David O’Doherty – Let’s Comedy
David O’Doherty @ Nova Cinema 2
11:30pm, Fri 20 Mar 2009
David O’Doherty was someone I’ve been meaning to see ever since I did some comedy “research” in the form of consumption of the Edinburgh and Beyond series. “Nice style,” I thought, “well worth a look.”
Unfortunately, poor planning meant that the only time I could squeeze his show in was this late show. On a Clipsal Friday Night.
Now – I really didn’t want to head over that side of town any night that the Clipsal 500 was on; but that desire was ever-so-slightly overwhelmed by the need to check O’Doherty out. And, wandering down Rundle Street past people passed out on footpaths, vomiting in gutters, and yelling incoherently in my ear as I walked past, I wasn’t really sure I’d made the right decision.
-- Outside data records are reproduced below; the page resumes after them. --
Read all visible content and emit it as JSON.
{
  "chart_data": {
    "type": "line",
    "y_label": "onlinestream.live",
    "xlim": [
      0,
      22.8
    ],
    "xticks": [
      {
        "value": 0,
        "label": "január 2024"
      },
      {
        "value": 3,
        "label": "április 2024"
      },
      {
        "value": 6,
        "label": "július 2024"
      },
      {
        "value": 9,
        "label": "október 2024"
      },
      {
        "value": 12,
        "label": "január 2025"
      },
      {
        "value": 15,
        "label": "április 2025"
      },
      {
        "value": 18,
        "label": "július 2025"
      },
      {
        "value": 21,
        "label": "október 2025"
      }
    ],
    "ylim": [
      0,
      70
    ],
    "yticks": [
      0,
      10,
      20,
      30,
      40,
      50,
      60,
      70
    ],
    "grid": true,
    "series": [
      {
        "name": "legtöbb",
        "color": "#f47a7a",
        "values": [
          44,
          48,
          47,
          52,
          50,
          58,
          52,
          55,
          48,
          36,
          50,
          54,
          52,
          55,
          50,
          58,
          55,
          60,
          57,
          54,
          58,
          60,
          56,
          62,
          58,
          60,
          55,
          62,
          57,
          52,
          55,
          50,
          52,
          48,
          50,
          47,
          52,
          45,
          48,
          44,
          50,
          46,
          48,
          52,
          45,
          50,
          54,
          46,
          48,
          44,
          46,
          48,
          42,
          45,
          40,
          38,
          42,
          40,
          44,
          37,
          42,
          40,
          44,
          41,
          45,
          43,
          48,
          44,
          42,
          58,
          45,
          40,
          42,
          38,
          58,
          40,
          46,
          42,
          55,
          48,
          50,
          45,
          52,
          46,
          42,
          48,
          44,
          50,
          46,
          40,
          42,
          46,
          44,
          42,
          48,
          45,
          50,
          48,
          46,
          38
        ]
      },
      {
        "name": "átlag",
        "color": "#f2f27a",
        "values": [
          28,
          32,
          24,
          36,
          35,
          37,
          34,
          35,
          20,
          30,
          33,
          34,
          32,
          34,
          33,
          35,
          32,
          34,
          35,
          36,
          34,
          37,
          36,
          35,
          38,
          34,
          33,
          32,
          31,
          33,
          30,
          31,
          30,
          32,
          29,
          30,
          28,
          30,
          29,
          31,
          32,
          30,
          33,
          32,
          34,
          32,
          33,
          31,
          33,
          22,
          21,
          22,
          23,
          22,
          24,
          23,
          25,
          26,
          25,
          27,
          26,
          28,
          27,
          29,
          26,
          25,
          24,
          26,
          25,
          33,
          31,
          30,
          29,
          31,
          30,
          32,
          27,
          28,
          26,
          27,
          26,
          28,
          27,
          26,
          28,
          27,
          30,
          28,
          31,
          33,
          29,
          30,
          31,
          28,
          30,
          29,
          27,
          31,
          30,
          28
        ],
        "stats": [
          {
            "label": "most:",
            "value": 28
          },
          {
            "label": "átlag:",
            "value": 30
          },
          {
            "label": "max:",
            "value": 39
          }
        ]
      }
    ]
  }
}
However, I made it safely into the Nova. Found a nice safe seat in amongst the three-quarters-full crowd. Then, to much yelling and applause, O’Doherty came on.
And I’d love to wax lyrical about his comedy, but I can’t, really… because this performance was dominated by the audience. In fact, O’Doherty probably only held centre-stage for half the gig. Yes, after a wonderful self-introduction from behind the curtain, there was some gentle humour, only really veering into the crude when discussing dolphin ejaculation facts; but the rest of his time was spent dealing with drunken audience shenanigans.
Every minute or two, someone was ducking out for a piss; O’Doherty made the mistake of asking the first such fleeting deserter what he was doing, and thereafter every bloke on a piss break would announce their intention. His first audience mark, nicknamed The Governor (in lieu of comprehending whatever was slurred in response to an identity query), presented O’Doherty with a Planning Institute of Australia conference satchel upon his urinary return; upping the ante, one team brought a nappy-change table that they’d nicked from the toilets. The stage rapidly became littered with crap, the crowd became more and more convinced they were part of the show, the Dublin Guy thought he was funnier than the guy on stage, and… well, it was a shamozzle.
Only when O’Doherty announced that he was going to play a song did he wrest a semblance of control back from the audience; they started yelling names of his (apparently quite popular and well-known to everybody but me) jingles out, with the Text Message Song getting an outing. Which is funny and all, but…
Ah fuck it. I know this show wasn’t the best way to determine a comedian’s worth – he was basically on a hiding-to-nothing this evening. And I suppose O’Doherty was worth a chuckle or two. And I guess he handled the audience pretty well (all things considered). But I don’t think I’ll be putting him high on my must-see list again anytime soon.